Shaw's Hotel was established in 1860 when the Shaw family was contacted by the colleague of a family friend who was looking for a seaside place for his daughter with a respiratory illness to stay. The Shaw family initially allowed paying guests to stay at the 5 vacant rooms within their farmhouse, but the 20-acre farmhouse property has since been expanded significantly to include a dining room extension to the main farmhouse in 1960, two barns in 1943 and 1944 and twenty-five cottages from 1896 to 2000.

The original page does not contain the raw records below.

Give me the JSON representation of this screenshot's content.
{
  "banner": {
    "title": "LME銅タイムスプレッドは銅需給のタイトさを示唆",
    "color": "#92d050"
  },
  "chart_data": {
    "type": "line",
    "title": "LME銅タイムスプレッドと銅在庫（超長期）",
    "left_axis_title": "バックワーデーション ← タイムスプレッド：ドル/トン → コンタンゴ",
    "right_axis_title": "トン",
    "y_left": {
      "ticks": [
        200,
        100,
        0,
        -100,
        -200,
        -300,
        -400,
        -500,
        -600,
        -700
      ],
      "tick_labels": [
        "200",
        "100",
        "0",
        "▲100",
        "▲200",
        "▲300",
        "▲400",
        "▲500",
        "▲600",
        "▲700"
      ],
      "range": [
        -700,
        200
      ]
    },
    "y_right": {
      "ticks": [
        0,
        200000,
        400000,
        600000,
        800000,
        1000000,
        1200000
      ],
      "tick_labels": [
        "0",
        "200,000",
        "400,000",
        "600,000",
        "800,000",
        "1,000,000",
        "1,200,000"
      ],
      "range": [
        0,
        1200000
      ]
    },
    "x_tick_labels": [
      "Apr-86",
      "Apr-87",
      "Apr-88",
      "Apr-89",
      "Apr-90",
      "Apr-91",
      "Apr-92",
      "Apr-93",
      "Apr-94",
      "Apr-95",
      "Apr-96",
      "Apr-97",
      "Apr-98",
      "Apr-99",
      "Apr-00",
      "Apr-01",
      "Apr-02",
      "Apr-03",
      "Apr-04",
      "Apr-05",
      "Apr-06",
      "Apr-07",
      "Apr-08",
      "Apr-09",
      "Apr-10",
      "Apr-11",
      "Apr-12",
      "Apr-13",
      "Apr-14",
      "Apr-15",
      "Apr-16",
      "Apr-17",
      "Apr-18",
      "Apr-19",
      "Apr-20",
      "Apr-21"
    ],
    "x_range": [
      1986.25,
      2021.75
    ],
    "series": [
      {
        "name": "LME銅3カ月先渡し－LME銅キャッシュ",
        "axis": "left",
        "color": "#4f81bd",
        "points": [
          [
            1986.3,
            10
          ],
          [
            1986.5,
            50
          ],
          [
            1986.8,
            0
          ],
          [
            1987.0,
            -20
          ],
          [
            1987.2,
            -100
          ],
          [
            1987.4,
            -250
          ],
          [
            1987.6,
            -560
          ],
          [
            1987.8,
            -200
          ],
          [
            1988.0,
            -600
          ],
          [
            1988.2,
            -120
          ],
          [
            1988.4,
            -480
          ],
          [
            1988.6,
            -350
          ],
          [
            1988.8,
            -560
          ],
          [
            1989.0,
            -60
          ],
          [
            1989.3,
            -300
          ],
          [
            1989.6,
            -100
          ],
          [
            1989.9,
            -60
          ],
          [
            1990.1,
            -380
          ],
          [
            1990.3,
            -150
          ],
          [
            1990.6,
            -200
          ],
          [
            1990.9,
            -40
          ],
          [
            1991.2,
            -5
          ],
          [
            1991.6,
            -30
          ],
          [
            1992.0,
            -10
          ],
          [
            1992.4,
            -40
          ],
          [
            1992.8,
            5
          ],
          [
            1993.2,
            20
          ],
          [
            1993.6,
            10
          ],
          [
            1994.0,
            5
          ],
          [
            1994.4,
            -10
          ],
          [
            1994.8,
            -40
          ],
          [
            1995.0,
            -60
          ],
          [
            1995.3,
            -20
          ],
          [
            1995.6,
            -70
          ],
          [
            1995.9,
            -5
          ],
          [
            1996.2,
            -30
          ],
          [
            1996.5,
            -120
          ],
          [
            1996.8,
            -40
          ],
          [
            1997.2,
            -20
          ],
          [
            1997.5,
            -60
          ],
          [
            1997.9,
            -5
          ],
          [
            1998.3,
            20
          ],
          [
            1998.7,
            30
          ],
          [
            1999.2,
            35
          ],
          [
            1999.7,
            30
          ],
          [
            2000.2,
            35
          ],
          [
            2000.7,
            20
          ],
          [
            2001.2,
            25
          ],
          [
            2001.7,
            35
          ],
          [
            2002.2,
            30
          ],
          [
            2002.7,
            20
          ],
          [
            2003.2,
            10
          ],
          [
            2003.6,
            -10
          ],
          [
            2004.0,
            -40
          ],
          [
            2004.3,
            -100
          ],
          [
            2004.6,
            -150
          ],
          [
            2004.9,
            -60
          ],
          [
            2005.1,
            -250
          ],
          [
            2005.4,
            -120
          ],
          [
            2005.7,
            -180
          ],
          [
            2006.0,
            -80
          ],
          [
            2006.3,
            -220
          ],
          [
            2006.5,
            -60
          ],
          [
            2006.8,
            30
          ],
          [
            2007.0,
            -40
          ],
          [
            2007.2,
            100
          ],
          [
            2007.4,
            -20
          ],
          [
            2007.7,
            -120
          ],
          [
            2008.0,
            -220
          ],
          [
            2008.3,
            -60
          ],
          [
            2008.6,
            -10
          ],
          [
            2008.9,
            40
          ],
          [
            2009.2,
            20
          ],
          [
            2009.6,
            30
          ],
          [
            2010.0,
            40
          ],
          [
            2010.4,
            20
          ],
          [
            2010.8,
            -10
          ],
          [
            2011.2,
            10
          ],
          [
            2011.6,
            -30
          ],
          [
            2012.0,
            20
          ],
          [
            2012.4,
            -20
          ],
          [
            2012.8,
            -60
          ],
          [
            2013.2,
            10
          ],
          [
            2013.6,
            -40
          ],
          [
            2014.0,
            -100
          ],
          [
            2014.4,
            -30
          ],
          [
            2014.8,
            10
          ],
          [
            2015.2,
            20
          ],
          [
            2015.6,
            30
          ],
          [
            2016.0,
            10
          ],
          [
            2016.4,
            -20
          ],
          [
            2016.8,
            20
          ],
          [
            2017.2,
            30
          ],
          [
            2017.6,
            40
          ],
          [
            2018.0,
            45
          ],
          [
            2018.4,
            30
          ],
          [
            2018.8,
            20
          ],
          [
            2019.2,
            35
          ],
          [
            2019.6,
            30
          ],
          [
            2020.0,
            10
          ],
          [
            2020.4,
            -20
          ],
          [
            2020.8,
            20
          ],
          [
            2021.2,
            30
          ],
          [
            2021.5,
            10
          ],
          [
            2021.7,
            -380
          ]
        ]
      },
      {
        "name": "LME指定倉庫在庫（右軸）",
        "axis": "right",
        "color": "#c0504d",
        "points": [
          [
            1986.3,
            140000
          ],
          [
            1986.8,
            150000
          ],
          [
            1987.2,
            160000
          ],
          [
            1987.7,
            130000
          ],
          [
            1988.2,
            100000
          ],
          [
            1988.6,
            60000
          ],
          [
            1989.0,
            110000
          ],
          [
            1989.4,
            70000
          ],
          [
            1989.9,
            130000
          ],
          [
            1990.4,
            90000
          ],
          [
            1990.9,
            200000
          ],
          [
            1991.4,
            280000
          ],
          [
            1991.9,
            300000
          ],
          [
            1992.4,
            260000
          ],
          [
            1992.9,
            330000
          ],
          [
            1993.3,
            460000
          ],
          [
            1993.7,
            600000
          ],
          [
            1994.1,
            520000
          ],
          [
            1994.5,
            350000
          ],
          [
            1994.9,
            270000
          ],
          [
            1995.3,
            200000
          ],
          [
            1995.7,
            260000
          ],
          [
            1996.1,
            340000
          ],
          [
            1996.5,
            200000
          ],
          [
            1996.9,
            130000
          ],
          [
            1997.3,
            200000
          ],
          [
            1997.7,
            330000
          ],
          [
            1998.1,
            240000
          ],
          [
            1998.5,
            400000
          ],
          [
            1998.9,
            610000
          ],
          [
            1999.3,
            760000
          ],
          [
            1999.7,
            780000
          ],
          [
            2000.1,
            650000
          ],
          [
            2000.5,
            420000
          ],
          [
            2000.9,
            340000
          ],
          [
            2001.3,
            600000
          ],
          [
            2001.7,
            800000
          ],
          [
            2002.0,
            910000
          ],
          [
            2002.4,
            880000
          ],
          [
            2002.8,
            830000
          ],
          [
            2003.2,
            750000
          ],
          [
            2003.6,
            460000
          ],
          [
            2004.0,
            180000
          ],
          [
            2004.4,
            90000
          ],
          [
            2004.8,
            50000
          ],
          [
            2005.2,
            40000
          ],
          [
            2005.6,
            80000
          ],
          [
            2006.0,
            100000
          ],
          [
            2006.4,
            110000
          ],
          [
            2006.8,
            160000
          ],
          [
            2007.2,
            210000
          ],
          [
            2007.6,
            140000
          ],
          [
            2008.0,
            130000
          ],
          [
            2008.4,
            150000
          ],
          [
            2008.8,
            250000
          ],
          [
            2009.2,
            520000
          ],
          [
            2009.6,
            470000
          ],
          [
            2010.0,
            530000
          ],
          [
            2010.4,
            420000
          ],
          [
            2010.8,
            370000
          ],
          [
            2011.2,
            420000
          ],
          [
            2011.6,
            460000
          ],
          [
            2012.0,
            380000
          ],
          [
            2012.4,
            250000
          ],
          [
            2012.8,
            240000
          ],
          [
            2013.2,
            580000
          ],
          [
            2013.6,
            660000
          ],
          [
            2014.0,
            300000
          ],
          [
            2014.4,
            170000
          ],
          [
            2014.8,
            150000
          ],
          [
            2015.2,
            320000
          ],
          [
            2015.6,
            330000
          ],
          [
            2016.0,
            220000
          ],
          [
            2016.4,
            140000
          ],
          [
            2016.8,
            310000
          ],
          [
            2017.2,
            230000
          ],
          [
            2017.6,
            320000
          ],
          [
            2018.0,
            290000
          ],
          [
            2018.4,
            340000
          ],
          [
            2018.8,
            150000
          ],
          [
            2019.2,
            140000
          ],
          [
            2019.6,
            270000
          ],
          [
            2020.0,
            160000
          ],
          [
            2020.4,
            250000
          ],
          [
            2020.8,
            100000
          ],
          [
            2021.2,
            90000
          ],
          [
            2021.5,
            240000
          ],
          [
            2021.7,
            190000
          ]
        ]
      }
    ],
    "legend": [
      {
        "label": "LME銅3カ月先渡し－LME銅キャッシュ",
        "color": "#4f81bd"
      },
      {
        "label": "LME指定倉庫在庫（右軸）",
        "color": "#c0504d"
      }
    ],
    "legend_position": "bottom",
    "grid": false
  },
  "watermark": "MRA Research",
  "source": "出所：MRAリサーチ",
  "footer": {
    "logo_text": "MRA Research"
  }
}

Shaw farms ceased operation in the 1970s, with the barns now being used as storage. The fields are still rented out to farmers. The hotel was designated a National Historic Site of Canada on March 5th, 2004.

The author Pierre Berton wrote part of The National Dream while staying at the hotel.

In 2022, Hurricane Fiona impacted the Shaw’s Farms property, resulting in the destruction of a barn and a boathouse, and causing significant damage to the main farmhouse, including the loss of its roof. Repairs to the property were finished in the spring of 2023.